À Kinshasa, l’avenue de l’Université, artère vitale reliant plusieurs communes densément peuplées, se transforme peu à peu en un véritable parcours du combattant. Dans la commune de Kalamu, particulièrement entre le rond-point Ezo, Yolo-Médical et l’arrêt Kikwit, la route est aujourd’hui dans un état de délabrement avancé, dénoncé depuis des mois, voire des années, par les usagers. Et c’est suite au constat fait par la rédaction de Foxtime.cd ce jeudi 30 avril 2026 après les fortes pluies tombées sur la ville de Kinshasa dans la nuit du mardi au mercredi.
Ce tronçon, qui relie notamment Kasa-Vubu et Limete, joue un rôle clé dans la mobilité urbaine. Pourtant, entre le rond-point Ezo, l’arrêt Yolo-Médical et la station Vanité, la chaussée est presque impraticable.
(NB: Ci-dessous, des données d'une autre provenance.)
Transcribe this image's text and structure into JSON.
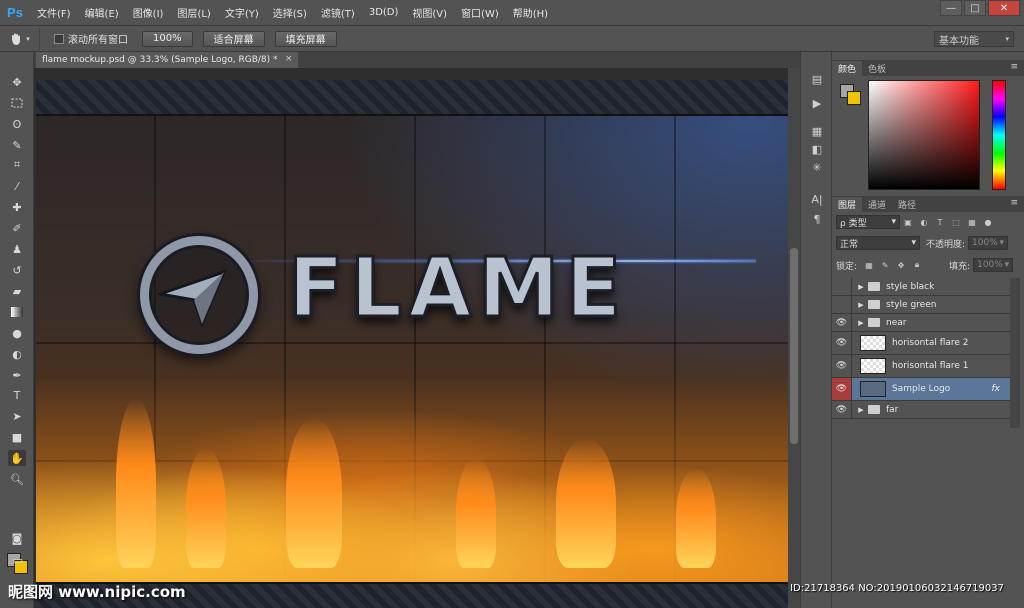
{
  "app": {
    "logo": "Ps"
  },
  "menu": [
    "文件(F)",
    "编辑(E)",
    "图像(I)",
    "图层(L)",
    "文字(Y)",
    "选择(S)",
    "滤镜(T)",
    "3D(D)",
    "视图(V)",
    "窗口(W)",
    "帮助(H)"
  ],
  "window_controls": {
    "minimize": "—",
    "maximize": "□",
    "close": "✕"
  },
  "options": {
    "scroll_all_label": "滚动所有窗口",
    "zoom_100": "100%",
    "fit_screen": "适合屏幕",
    "fill_screen": "填充屏幕",
    "workspace": "基本功能"
  },
  "document": {
    "tab_title": "flame mockup.psd @ 33.3% (Sample Logo, RGB/8) *",
    "close": "×"
  },
  "canvas": {
    "logo_text": "FLAME"
  },
  "panels": {
    "color_tabs": [
      "颜色",
      "色板"
    ],
    "layer_tabs": [
      "图层",
      "通道",
      "路径"
    ],
    "filter_kind": "ρ 类型",
    "blend_mode": "正常",
    "opacity_label": "不透明度:",
    "opacity_value": "100%",
    "lock_label": "锁定:",
    "fill_label": "填充:",
    "fill_value": "100%"
  },
  "layers": [
    {
      "name": "style black",
      "type": "folder",
      "visible": false
    },
    {
      "name": "style green",
      "type": "folder",
      "visible": false
    },
    {
      "name": "near",
      "type": "folder",
      "visible": true
    },
    {
      "name": "horisontal flare 2",
      "type": "layer",
      "visible": true
    },
    {
      "name": "horisontal flare 1",
      "type": "layer",
      "visible": true
    },
    {
      "name": "Sample Logo",
      "type": "layer",
      "visible": true,
      "selected": true,
      "fx": "fx"
    },
    {
      "name": "far",
      "type": "folder",
      "visible": true
    }
  ],
  "watermark": {
    "left": "昵图网 www.nipic.com",
    "right": "ID:21718364 NO:20190106032146719037"
  },
  "colors": {
    "accent": "#31a8ff",
    "selected_layer": "#5b7698",
    "foreground": "#a6a6a6",
    "background": "#f0c300"
  }
}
D’énormes nids-de-poule, parfois comparés à des cratères, jalonnent la route. À cela s’ajoutent des inondations récurrentes, conséquence directe de l’absence ou de l’obstruction des caniveaux. Dans certaines zones, les eaux stagnantes recouvrent totalement la chaussée, rendant toute circulation aléatoire.
Plusieurs facteurs expliquent cette situation. Les fortes pluies qui s’abattent régulièrement sur la capitale fragilisent davantage une infrastructure déjà vétuste. Mais au cœur du problème se trouve l’inexistence de systèmes de drainage efficaces.
Les caniveaux, lorsqu’ils existent, sont obstrués depuis des décennies, empêchant l’évacuation des eaux. À cela s’ajoute un manque criant d’entretien régulier, aggravé par la nature marécageuse du sol sur lequel repose cette partie de la route.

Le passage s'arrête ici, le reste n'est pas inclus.